Quote: We can take $ t( 1\leq t\leq ( p-1) /h)$ for which $ p\mid 3^{h} 2^{t} -1$. why $\boxed{t}$ exist? I think he mean something like this: There are $h'\leq h, t \leq (p-1)/h$ such that $ p\mid 3^{h'} 2^{t} -1$.

https://artofproblemsolving.com/community/c6h1524749 ... Coincidence?

ManuelKahayon wrote: https://artofproblemsolving.com/community/c6h1524749 ... Coincidence? This is a lot stronger than that

and so hence $p-1 | db + xa$ for some $x \leq \frac{p-1}{d}.$ Why is this?

Pathological wrote: 1. $d + \frac{p-1}{d} -1 \leq \frac{p+1}{2}$ 2. Otherwise, we must have that $\{r, 2r, \cdots, \frac{p-3}{2}r\}$ must be, in some order, $\{\frac{p+1}{2}, \frac{p+3}{2}, \cdots, p-2\}.$ This easily implies that $r = p-2,$ Can you proof these statements?

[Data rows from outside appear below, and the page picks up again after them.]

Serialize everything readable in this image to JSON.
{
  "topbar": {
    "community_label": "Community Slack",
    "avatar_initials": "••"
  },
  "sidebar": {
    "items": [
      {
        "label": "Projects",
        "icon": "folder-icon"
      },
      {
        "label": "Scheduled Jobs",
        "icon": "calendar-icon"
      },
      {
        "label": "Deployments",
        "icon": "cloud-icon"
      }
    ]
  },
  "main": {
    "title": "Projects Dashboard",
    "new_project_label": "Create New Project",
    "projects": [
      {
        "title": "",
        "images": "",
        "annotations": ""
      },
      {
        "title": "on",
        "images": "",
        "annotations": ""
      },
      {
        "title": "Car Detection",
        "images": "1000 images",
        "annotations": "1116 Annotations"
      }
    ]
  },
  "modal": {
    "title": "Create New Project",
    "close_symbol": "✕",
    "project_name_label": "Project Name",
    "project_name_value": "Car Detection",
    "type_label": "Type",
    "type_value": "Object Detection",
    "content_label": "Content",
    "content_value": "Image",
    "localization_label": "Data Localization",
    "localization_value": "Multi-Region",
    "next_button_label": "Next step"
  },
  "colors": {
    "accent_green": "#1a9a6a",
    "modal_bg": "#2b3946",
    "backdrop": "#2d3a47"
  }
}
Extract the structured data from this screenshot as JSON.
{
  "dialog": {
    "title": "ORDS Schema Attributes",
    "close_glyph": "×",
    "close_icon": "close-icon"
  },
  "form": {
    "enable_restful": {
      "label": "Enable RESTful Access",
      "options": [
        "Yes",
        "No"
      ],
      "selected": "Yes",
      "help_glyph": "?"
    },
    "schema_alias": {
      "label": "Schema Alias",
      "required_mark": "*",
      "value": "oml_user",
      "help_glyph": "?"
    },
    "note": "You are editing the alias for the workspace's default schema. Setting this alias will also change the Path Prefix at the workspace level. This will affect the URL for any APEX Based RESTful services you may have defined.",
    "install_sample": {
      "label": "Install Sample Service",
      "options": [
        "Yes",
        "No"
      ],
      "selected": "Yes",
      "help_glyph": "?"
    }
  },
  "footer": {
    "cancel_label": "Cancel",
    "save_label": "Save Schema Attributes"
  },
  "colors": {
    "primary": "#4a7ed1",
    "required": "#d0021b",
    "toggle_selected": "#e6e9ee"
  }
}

niksic wrote: and so hence $p-1 | db + xa$ for some $x \leq \frac{p-1}{d}.$ Why is this? Because $gcd(a/d,(p-1)/d)=1$, then the follow equation $$x\cdot \frac{a}{d}\equiv -b\pmod{\frac{p-1}{d}}$$have a solution in $\{1,\dots,\frac{p-1}{d}-1\}$